Trier is a highly anticipated addition to the G League bubble, having played very well in the NBA with the Knicks. The point guard played two seasons with New York but was inexplicably pulled from the rotation in his second season, seeing more sporadic playing time. In his first season with the Knicks as an undrafted rookie, Trier averaged 10.9 points per game on 44.8 percent shooting from the floor and 39.4 percent shooting from three in 64 appearances.

The Iowa Wolves took a flier on Trier, selecting him with the fourth overall pick in the G League draft. Trier will join a Wolves team without much NBA experience and should get his chance to prove his worth once again.

Vit Krejci, Oklahoma City Blue

Unlike many on this list, there isn’t much intel on Krejci, a prospect from the Czech Republic that played professionally in Spain. However, the Thunder must have liked what it saw on film, selecting Krejci with the 37th overall pick in the 2020 NBA Draft. The 6-foot-8 forward has point guard skills and sees the floor well, while shooting at a high rate. Krejci is a G League draft-and-stash prospect that’ll look to make his case for a roster spot on the Thunder in 2021.

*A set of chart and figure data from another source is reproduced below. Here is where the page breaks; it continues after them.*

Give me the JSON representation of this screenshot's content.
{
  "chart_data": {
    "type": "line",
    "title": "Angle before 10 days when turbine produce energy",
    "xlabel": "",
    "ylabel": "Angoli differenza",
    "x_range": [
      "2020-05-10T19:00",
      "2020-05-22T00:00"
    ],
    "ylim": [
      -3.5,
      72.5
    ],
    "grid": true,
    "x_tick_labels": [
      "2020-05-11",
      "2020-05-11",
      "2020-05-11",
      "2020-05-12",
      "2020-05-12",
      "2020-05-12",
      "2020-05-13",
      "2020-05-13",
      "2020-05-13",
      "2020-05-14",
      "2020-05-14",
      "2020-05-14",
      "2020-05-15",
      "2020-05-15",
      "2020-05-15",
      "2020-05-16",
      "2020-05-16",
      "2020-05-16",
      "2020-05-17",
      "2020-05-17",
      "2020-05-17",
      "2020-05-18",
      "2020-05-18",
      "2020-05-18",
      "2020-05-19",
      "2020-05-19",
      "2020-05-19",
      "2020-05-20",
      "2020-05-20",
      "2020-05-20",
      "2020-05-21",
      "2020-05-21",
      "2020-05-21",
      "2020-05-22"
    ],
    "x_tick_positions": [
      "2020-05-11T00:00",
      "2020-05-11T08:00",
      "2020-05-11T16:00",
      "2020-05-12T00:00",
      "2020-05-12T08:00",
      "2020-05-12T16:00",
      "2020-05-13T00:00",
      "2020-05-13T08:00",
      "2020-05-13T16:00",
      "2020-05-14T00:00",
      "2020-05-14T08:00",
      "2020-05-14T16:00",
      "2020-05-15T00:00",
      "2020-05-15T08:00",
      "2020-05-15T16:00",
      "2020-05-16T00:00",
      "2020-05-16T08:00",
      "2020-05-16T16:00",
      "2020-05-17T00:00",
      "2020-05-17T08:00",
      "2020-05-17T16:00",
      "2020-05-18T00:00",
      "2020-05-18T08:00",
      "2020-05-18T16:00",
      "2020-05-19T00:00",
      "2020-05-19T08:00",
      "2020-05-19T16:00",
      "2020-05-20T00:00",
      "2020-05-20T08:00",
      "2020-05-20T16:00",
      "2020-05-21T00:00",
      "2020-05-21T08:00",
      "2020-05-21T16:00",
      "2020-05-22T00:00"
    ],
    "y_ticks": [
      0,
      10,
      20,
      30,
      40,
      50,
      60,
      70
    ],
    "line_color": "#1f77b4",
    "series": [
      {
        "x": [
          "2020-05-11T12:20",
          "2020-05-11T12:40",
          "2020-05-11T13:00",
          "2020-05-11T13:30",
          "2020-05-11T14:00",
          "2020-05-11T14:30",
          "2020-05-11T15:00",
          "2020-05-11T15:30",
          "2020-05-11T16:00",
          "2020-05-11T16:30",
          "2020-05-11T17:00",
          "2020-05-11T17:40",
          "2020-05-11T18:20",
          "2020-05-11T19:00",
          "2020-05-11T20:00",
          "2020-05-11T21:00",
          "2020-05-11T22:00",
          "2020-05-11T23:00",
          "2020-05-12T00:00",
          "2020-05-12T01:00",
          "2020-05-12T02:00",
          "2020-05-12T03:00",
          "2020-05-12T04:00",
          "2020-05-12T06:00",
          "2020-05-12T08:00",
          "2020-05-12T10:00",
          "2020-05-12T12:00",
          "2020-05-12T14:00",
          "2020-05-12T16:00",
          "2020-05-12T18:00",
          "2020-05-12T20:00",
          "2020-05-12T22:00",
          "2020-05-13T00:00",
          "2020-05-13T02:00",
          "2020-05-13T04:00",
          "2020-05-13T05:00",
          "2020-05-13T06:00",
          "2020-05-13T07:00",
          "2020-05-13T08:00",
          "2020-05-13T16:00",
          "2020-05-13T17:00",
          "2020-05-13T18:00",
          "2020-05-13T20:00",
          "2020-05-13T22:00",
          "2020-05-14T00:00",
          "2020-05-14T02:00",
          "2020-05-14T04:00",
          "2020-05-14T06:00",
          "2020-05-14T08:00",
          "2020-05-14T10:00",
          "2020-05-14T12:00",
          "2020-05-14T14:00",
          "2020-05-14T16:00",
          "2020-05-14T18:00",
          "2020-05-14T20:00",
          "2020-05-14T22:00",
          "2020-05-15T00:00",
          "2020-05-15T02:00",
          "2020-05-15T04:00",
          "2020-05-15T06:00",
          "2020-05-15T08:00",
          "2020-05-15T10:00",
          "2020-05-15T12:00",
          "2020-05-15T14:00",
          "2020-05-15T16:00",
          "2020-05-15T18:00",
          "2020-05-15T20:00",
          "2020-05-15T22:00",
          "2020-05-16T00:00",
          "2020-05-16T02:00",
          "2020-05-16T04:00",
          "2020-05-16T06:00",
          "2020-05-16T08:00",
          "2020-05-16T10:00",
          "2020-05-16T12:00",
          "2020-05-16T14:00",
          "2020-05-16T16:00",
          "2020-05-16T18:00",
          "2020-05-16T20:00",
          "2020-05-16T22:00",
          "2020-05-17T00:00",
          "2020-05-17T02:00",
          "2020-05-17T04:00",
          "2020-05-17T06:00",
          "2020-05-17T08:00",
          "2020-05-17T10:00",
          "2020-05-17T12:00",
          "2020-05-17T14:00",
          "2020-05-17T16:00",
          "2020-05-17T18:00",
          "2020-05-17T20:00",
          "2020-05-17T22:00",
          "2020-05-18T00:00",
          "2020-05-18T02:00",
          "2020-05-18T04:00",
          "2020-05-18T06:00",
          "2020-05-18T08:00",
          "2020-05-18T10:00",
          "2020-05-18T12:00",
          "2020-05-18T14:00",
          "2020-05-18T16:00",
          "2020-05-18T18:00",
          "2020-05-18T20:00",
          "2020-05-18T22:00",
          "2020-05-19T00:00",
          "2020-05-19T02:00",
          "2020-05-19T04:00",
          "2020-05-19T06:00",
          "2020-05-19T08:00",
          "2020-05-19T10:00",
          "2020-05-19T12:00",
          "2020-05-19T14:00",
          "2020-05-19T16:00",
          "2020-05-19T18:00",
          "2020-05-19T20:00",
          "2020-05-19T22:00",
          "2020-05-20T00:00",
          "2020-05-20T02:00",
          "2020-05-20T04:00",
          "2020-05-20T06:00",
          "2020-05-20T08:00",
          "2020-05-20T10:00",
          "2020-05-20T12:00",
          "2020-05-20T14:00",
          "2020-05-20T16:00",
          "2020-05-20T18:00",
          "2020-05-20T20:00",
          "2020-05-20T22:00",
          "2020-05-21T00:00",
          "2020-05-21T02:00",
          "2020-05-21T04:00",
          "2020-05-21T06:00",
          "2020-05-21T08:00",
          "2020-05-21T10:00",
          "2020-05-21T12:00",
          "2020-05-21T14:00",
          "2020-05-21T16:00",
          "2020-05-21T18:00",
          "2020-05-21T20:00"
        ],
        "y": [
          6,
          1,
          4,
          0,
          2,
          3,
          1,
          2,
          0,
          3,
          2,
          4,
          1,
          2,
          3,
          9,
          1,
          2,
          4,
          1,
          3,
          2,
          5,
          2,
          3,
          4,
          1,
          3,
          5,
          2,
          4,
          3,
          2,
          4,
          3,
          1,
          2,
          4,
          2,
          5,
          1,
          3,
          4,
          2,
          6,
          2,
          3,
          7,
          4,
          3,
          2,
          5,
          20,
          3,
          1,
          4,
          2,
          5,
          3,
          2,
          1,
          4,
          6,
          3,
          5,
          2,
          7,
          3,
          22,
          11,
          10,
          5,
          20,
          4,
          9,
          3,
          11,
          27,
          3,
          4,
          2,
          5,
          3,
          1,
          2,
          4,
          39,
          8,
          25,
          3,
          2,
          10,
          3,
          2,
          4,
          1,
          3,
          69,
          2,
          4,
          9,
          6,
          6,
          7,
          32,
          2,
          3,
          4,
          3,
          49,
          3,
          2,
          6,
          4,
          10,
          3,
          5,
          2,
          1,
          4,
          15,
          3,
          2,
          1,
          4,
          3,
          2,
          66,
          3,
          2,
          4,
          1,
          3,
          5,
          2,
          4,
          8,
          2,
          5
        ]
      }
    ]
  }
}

Antonio Blakeney, Canton Charge

Blakeney is an able-bodied scorer that has efficiency issues but was an overall steady player in his time with the Chicago Bulls. Blakeney had a tremendous outing in the G-League from 2017 to 2019, averaging a whopping 31.2 points, 6.8 rebounds and 3.9 assists over 34 total games with the Windy City Bulls. Blakeney joins a stacked Charge roster that boasts the likes of Devon Dotson, Marques Bolden and Ty-Shon Alexander.

Kenny Wooten Jr., Rio Grande Valley Vipers

Wooten quickly became a G League fan-favorite with his defensive chops while on a two-way contract with the Knicks last season. The Houston Rockets were able to scoop Wooten up as an affiliate player and he will look to build on a season that saw him lead the G League in blocked shots with 3.6 per game.

With the G League kicking off soon, expect to see plenty of call-ups and assignments across the NBA in the coming weeks. With extra depth extremely important in a COVID-19 plagued season, many G League players should get opportunities to latch onto NBA rosters. But who will emerge as the darling signee? Only time can tell.